As has been the case throughout the country in the wake of the Trayvon Martin case, passionate protests have taken place in the Bay area in recent days. News & Politics Editor Mitch Perry and photographer Shanna Gillette have been present to record the rage, sadness and calls for action the case has inspired. Here are just a few examples; you can continue following the case and the reactions to it on cltampa.com/news.
“It’s tough, because you always want the next generation to live in a society that’s better than what you were brought up in. As you’re coming up, all those movements, all those marches that happened before, were better for us. But then of course, you have incidents like this which let us know that we take one step forward and two steps back.” —Will Smith, 33, with his 6-year-old son at a rally in Tampa’s Al Lopez Park, March 24.
“It demonstrates that all these years later, even with a black president, you still have pervasive racism, pervasive cultural biases and people who are locked into that warped zone.” —Civil rights activist Sevell Brown, before a march from the Poynter Institute to downtown St. Petersburg, March 31.
“I’ll tell you what. I’ve got four kids. You go look at their Facebook pages, there’s some stuff on there where they’re making intimidating faces. That’s what kids do. It’s just nuts to me to try take one picture and say, ‘Oh, this was a bad kid’ from one picture. This was a kid walking back to the store. It’s crazy.” —St. Petersburg City Councilman Charlie Gerdes at the March 31 rally, referring to photos of the 17-year-old Martin in which he looks more intimidating than in the photos that filled the television airwaves after his death first made national news.
“I’m not against guns for hunting, and of course, Tallahassee is a rural area… maybe they don’t worry so much until it affects them. It might take generations before everyone has had an issue with someone being shot or being unduly impacted by guns.” —Wendell Wilson, 54, at the St. Pete rally.
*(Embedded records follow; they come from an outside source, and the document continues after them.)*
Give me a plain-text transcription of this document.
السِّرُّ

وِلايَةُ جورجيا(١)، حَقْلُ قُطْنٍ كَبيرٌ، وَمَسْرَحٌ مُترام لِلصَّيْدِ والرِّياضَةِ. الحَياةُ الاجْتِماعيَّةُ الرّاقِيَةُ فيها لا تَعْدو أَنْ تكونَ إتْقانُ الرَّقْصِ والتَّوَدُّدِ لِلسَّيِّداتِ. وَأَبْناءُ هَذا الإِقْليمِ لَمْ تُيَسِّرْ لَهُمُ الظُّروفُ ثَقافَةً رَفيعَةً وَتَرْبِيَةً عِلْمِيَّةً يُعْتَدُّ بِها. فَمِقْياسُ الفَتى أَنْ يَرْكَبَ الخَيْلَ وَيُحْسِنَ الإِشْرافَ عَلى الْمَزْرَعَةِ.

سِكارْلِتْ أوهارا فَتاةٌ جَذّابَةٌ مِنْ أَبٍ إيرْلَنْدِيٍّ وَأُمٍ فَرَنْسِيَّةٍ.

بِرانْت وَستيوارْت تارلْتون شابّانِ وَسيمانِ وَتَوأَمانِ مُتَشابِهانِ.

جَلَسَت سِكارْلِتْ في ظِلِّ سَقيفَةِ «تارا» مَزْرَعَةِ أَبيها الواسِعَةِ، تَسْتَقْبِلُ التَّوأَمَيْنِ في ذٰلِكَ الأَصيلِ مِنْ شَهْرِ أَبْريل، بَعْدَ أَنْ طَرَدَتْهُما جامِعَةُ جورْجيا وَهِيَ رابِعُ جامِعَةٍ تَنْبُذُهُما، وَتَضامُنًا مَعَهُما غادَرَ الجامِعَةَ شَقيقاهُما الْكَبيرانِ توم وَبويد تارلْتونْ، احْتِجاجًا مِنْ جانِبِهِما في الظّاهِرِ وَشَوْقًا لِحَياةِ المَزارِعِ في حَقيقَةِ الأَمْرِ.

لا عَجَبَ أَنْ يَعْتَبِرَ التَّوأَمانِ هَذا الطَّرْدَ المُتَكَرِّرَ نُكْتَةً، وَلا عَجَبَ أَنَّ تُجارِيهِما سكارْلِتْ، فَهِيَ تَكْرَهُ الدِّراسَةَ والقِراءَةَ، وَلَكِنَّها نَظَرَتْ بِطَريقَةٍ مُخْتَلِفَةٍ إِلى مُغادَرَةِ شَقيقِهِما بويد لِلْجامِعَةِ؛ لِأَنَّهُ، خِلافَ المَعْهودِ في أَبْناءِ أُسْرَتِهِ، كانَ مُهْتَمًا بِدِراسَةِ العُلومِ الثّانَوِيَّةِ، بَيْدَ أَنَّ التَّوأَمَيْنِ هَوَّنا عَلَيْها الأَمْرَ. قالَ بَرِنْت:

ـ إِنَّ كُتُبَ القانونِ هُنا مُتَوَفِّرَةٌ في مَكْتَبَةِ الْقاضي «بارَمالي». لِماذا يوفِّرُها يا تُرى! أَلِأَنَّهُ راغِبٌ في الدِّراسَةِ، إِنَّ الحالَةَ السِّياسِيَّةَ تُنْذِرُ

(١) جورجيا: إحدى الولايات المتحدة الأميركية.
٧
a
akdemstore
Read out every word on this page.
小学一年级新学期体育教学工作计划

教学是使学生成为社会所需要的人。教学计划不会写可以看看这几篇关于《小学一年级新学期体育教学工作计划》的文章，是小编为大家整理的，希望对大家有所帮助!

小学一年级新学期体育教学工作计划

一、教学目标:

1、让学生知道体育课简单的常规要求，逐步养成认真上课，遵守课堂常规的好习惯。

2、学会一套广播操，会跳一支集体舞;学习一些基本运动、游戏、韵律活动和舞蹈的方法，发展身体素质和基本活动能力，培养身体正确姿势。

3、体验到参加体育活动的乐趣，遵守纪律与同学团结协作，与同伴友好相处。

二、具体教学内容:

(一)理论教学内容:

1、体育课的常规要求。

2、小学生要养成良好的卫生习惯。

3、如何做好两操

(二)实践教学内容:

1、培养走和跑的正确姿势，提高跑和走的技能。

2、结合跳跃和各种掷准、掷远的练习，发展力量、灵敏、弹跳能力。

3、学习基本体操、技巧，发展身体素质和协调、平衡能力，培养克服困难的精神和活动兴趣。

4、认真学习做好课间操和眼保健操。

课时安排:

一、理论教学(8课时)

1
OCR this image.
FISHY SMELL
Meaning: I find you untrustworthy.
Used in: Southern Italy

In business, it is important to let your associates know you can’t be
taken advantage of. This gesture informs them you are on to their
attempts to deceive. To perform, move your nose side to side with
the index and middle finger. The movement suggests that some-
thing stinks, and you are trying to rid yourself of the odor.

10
“We look at it as beyond Trayvon Martin, before Trayvon Martin. We gotta get organized now to stop more Trayvon Martins.” —Chimurenga Waller of the International People’s Democratic Uhuru Movement, before their own St. Petersburg rally on March 31.
“If George Zimmerman is claiming self-defense under Stand Your Ground, then the hand of our Legislature may as well have been on the gun that killed Trayvon.” —Dr. Joyce Hamilton, director of the Mid-Florida Regional office of the ACLU, at a March 26 news conference at USF’s MLK Plaza.
“I’m trying my best as a community leader to defuse some of this, but there are many people right now who want to take the law into their own hands. I don’t want to see buildings burning. I don’t want to see these types of actions going. But until justice is rendered to the black community, you leave us no other choice. We’re like the cat in the corner. We’re going to come out scratching from now on.” —Hillsborough county community activist Michelle Williams, at the town hall meeting March 28.
“46 times he made a call,
46 times he wanted to see a brother fall,
46 times he was predisposed to blow a brother away,
46 times he dreamed that day,
46 times his itchy finger was on the trigger,
46 times evil oozed from his soul,
After 46 times, Zimmerman lost control,
46 times he polished his 9mm gun,
the 47th time, Trayvon Martin was done.”
—WMNF radio talk-show host and poet Otis Anthony at a town hall meeting at the 34th Street Church of God in Tampa on March 28. His poem refers to George Zimmerman and the 46 times he called 911 as a neighborhood watchman.